El sosiego acantilado

Vivir con lucidez una vida sencilla, callada, discreta, entre libros inteligentes, amando a unos pocos seres

Mes: Outubro, 2020

VUESTRO ENTREGADO PERSONAJE

Llueve ahí fuera en el mundo. Así que resulta agradable recordar las sagas familiares tras la cena, en compañía de mi madre.

El hermano de mi bisabuela Maruja, carabinero como su padre, que mató a su superior y huyó para siempre, dejando mujer e hijos.

Mi bisabuela Maruja cruzando en barca la Ría, para visitar a su marido preso en el castillo de San Felipe.

La abuela Pacucha echando las cartas. La seriedad con la que lo hacía. Resultaba imposible no creer que realmente entraba en contacto con los hilos del destino.
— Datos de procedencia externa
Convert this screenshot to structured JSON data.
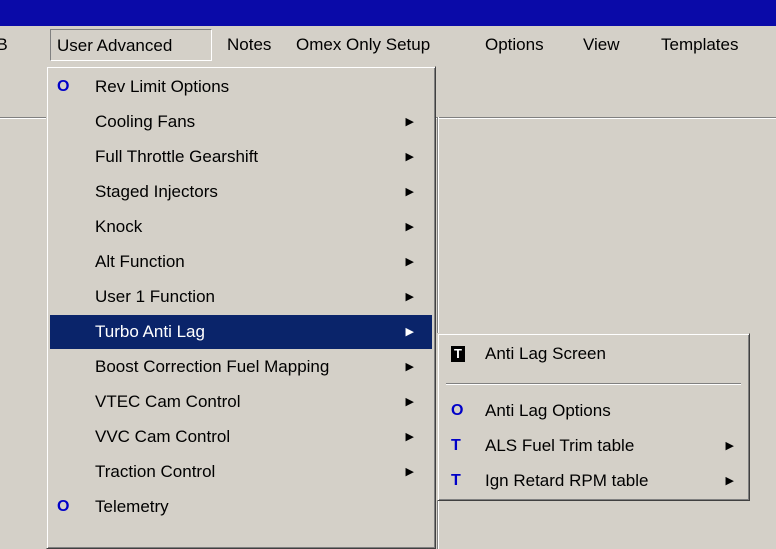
{
  "menubar": [
    {
      "label": "FB"
    },
    {
      "label": "User Advanced",
      "pressed": true
    },
    {
      "label": "Notes"
    },
    {
      "label": "Omex Only Setup"
    },
    {
      "label": "Options"
    },
    {
      "label": "View"
    },
    {
      "label": "Templates"
    }
  ],
  "user_advanced_menu": [
    {
      "label": "Rev Limit Options",
      "marker": "O"
    },
    {
      "label": "Cooling Fans",
      "submenu": true
    },
    {
      "label": "Full Throttle Gearshift",
      "submenu": true
    },
    {
      "label": "Staged Injectors",
      "submenu": true
    },
    {
      "label": "Knock",
      "submenu": true
    },
    {
      "label": "Alt Function",
      "submenu": true
    },
    {
      "label": "User 1 Function",
      "submenu": true
    },
    {
      "label": "Turbo Anti Lag",
      "submenu": true,
      "highlighted": true
    },
    {
      "label": "Boost Correction Fuel Mapping",
      "submenu": true
    },
    {
      "label": "VTEC Cam Control",
      "submenu": true
    },
    {
      "label": "VVC Cam Control",
      "submenu": true
    },
    {
      "label": "Traction Control",
      "submenu": true
    },
    {
      "label": "Telemetry",
      "marker": "O"
    }
  ],
  "turbo_anti_lag_submenu": [
    {
      "label": "Anti Lag Screen",
      "marker": "T"
    },
    {
      "label": "Anti Lag Options",
      "marker": "O"
    },
    {
      "label": "ALS Fuel Trim table",
      "marker": "T",
      "submenu": true
    },
    {
      "label": "Ign Retard RPM table",
      "marker": "T",
      "submenu": true
    }
  ],
  "colors": {
    "highlight": "#0a246a",
    "titlebar": "#0a0aa8",
    "face": "#d4d0c8",
    "marker": "#0000c8"
  }
}
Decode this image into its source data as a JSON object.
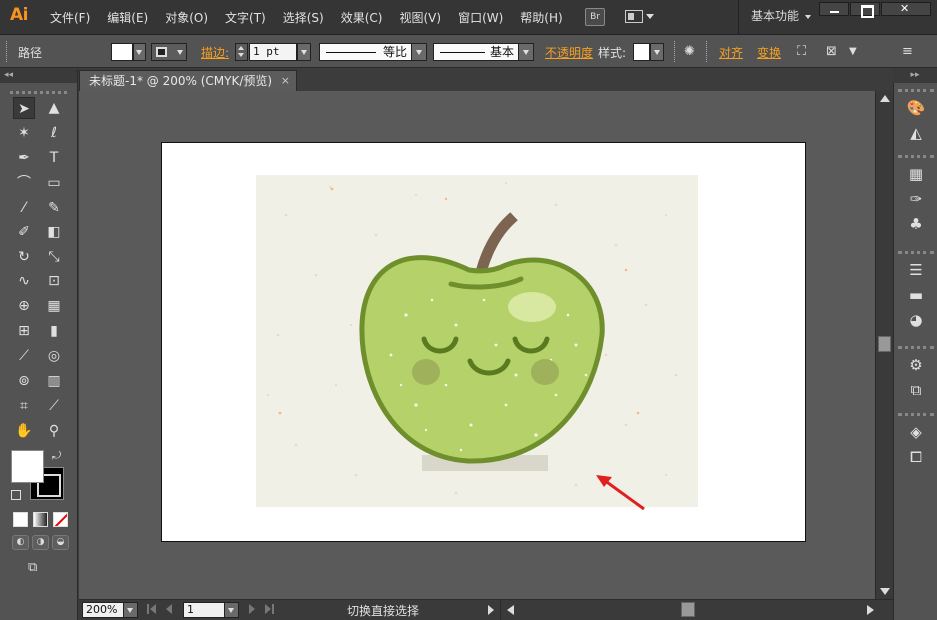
{
  "app": {
    "logo": "Ai",
    "menu": [
      "文件(F)",
      "编辑(E)",
      "对象(O)",
      "文字(T)",
      "选择(S)",
      "效果(C)",
      "视图(V)",
      "窗口(W)",
      "帮助(H)"
    ],
    "bridge_label": "Br",
    "workspace": "基本功能"
  },
  "control_bar": {
    "selection_type": "路径",
    "stroke_label": "描边:",
    "stroke_weight": "1 pt",
    "profile_label": "等比",
    "brush_label": "基本",
    "opacity_label": "不透明度",
    "style_label": "样式:",
    "align_label": "对齐",
    "transform_label": "变换"
  },
  "document": {
    "tab_title": "未标题-1* @ 200% (CMYK/预览)",
    "tab_close": "×"
  },
  "status": {
    "zoom": "200%",
    "page": "1",
    "tool_text": "切换直接选择"
  },
  "colors": {
    "accent_orange": "#f7941d",
    "apple_green": "#b5d16a",
    "apple_outline": "#6e8f2c",
    "stem_brown": "#7d6451",
    "art_bg": "#f1f0e7",
    "annotation_red": "#e02020"
  },
  "icons": {
    "toolbox": [
      "selection-tool",
      "direct-selection-tool",
      "magic-wand-tool",
      "lasso-tool",
      "pen-tool",
      "type-tool",
      "arc-tool",
      "rectangle-tool",
      "paintbrush-tool",
      "pencil-tool",
      "blob-brush-tool",
      "eraser-tool",
      "rotate-tool",
      "scale-tool",
      "warp-tool",
      "free-transform-tool",
      "shape-builder-tool",
      "perspective-grid-tool",
      "mesh-tool",
      "gradient-tool",
      "eyedropper-tool",
      "blend-tool",
      "symbol-sprayer-tool",
      "column-graph-tool",
      "artboard-tool",
      "slice-tool",
      "hand-tool",
      "zoom-tool"
    ],
    "right_dock": [
      "color-panel",
      "color-guide-panel",
      "swatches-panel",
      "brushes-panel",
      "symbols-panel",
      "stroke-panel",
      "gradient-panel",
      "transparency-panel",
      "appearance-panel",
      "graphic-styles-panel",
      "layers-panel",
      "artboards-panel"
    ]
  }
}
A mí no me gustaba que me las echase. Sólo se lo pedí un par de veces.

Probablemente, porque yo creía ciegamente en su condición de sibila. Y uno siempre teme el peso de las palabras de un dios.

Los relatos de los míos, la literatura en la que crecí, que no deja de incorporar nuevas historias, para sustituir a las que ya escapan de la memoria común.
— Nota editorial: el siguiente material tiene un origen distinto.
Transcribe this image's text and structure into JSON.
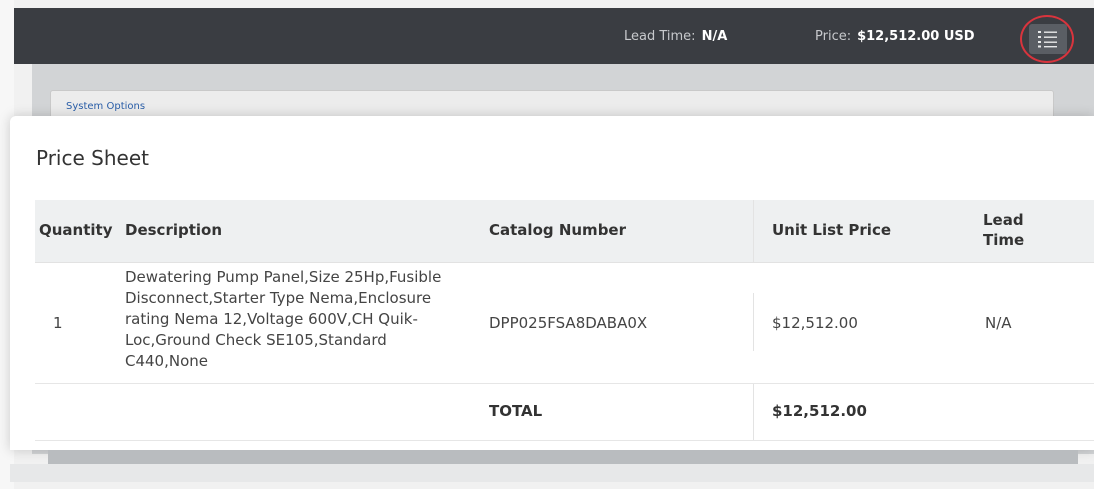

Este verano conocí a los hijos de una prima muy cercana y me descubrí personaje literario, por obra y gracia de mi tía Marisa, fabulosa narradora y abuela de los zagales; que me interrogaron como si estuvieran delante del Conde de Montecristo.
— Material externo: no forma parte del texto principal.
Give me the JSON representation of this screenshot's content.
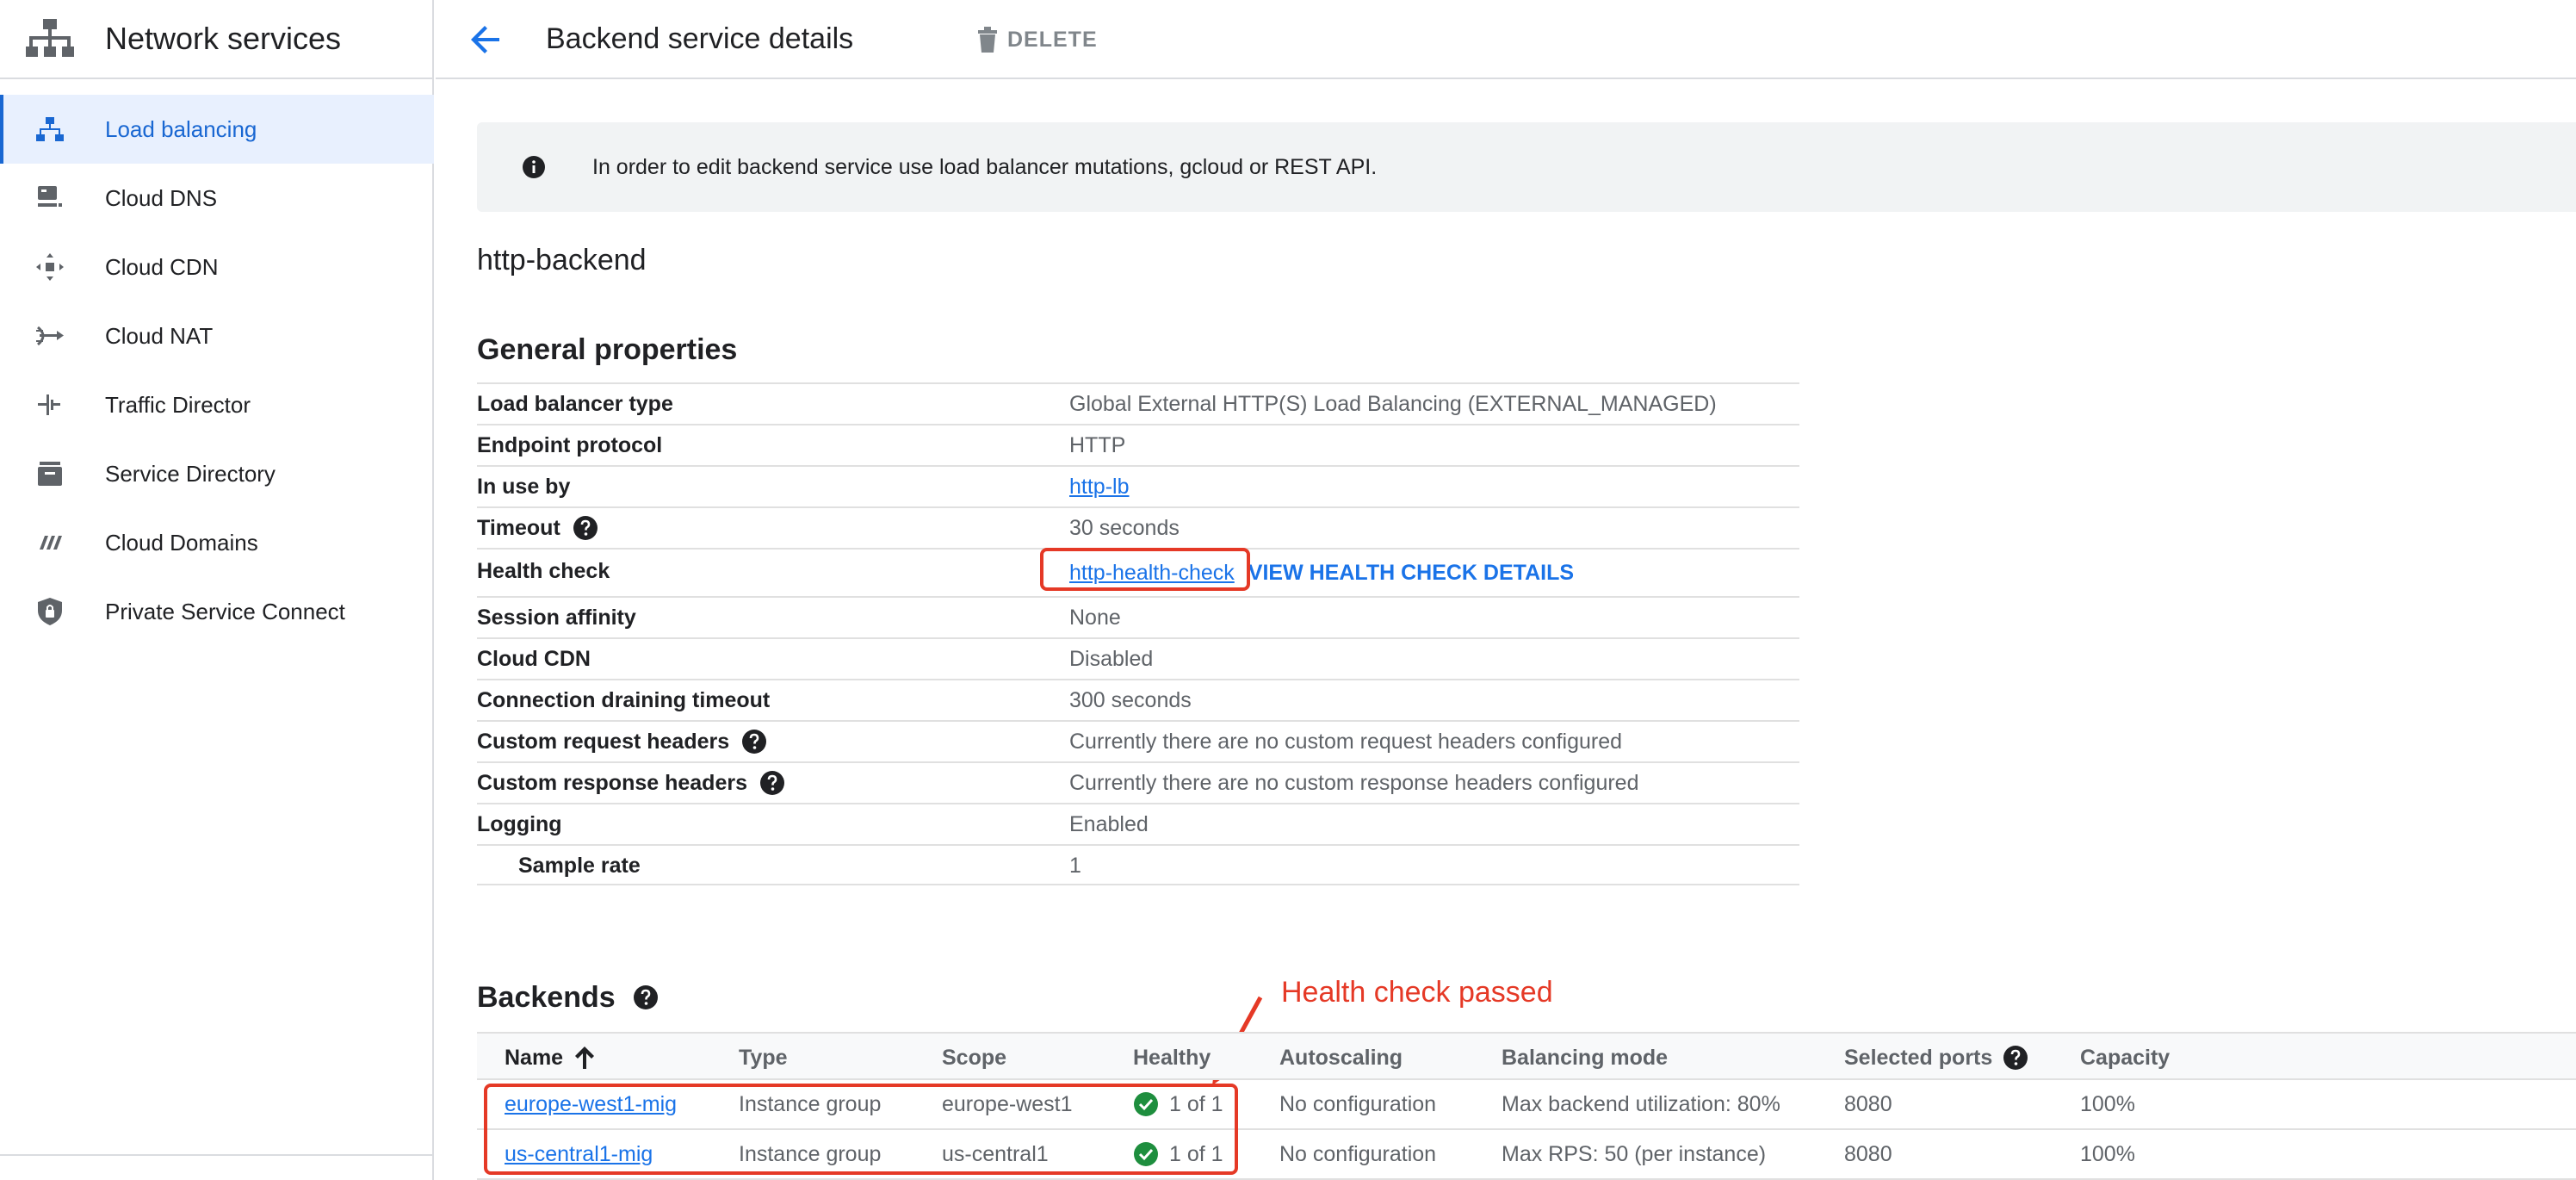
{
  "sidebar": {
    "title": "Network services",
    "items": [
      {
        "label": "Load balancing",
        "icon": "load-balancing-icon",
        "active": true
      },
      {
        "label": "Cloud DNS",
        "icon": "cloud-dns-icon"
      },
      {
        "label": "Cloud CDN",
        "icon": "cloud-cdn-icon"
      },
      {
        "label": "Cloud NAT",
        "icon": "cloud-nat-icon"
      },
      {
        "label": "Traffic Director",
        "icon": "traffic-director-icon"
      },
      {
        "label": "Service Directory",
        "icon": "service-directory-icon"
      },
      {
        "label": "Cloud Domains",
        "icon": "cloud-domains-icon"
      },
      {
        "label": "Private Service Connect",
        "icon": "private-service-connect-icon"
      }
    ]
  },
  "header": {
    "title": "Backend service details",
    "delete_label": "DELETE"
  },
  "info": {
    "text": "In order to edit backend service use load balancer mutations, gcloud or REST API."
  },
  "service_name": "http-backend",
  "general": {
    "title": "General properties",
    "rows": [
      {
        "key": "Load balancer type",
        "value": "Global External HTTP(S) Load Balancing (EXTERNAL_MANAGED)"
      },
      {
        "key": "Endpoint protocol",
        "value": "HTTP"
      },
      {
        "key": "In use by",
        "value": "http-lb"
      },
      {
        "key": "Timeout",
        "value": "30 seconds"
      },
      {
        "key": "Health check",
        "value": "http-health-check",
        "action": "VIEW HEALTH CHECK DETAILS"
      },
      {
        "key": "Session affinity",
        "value": "None"
      },
      {
        "key": "Cloud CDN",
        "value": "Disabled"
      },
      {
        "key": "Connection draining timeout",
        "value": "300 seconds"
      },
      {
        "key": "Custom request headers",
        "value": "Currently there are no custom request headers configured"
      },
      {
        "key": "Custom response headers",
        "value": "Currently there are no custom response headers configured"
      },
      {
        "key": "Logging",
        "value": "Enabled"
      },
      {
        "key": "Sample rate",
        "value": "1"
      }
    ]
  },
  "backends": {
    "title": "Backends",
    "annotation": "Health check passed",
    "columns": [
      "Name",
      "Type",
      "Scope",
      "Healthy",
      "Autoscaling",
      "Balancing mode",
      "Selected ports",
      "Capacity"
    ],
    "rows": [
      [
        "europe-west1-mig",
        "Instance group",
        "europe-west1",
        "1 of 1",
        "No configuration",
        "Max backend utilization: 80%",
        "8080",
        "100%"
      ],
      [
        "us-central1-mig",
        "Instance group",
        "us-central1",
        "1 of 1",
        "No configuration",
        "Max RPS: 50 (per instance)",
        "8080",
        "100%"
      ]
    ]
  },
  "colors": {
    "accent": "#1a73e8",
    "annotation": "#e53926",
    "healthy": "#1e8e3e"
  }
}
Voy dejando un reguero de historias que contar, lo cual me hace especial gracia.

Vamos dejando un buen espectáculo, querido amigo, repleto de luces y oscuridades.

Somos hombres, cosas de caída fácil y formidables entusiasmos.

No ahorréis verdades al hablar de mí. Sólo espero proporcionaros un profundo entretenimiento, aunque sea a costa de mi alma.

El gran amor de la bisabuela Maruja no fue mi bisabuelo Agustín. Fue un hombre que le prometió amor eterno antes de coger un barco hacia la otra orilla del océano. Cuba o Venezuela.

Cumplió su promesa de escribirle, de cuidar de ella a través de envíos que nunca llegaron a mi bisabuela, retenidos por la familia de su amado.

El desamor hizo enfermar a mi bisabuela, que estuvo a punto de morir con apenas veinte años.

En esta foto que os ofrezco empezaba a recuperarse, preparándose para dar inicio a la rama a la que pertenezco.

Yo metí su féretro, junto a otros cinco hombres de mi sangre, en un nicho de San Vicente de Mehá, camposanto acantilado sobre la Ría.

Cumplid con vuestros papeles y dad que hablar, amigos míos, que Dios es Dios.

BENQUERIDOS ALEJANDRA E SANTIAGO

EROS, DIOS SINGULAR

Ella dijo que le quería dibujar.

Para ello, comenzó a examinarlo con mirada de artesana, midiendo a ojo de buen cubero las líneas de su carne, palpando ángulos con dedos sutiles.

Lo borró del espacio, mientras la piel templada de sus pechos le rozaba.

Se sintió el objeto más amado del mundo.

Años después, volvió a usarlo de modelo: en el lienzo, caído, forcejea él contra un hermoso arcángel.

LA DRAMÁTICA INSUFICIENCIA DEL MUNDO

“Civilizada es la persona que, para salir de su sopor, no precisa acicates masivos.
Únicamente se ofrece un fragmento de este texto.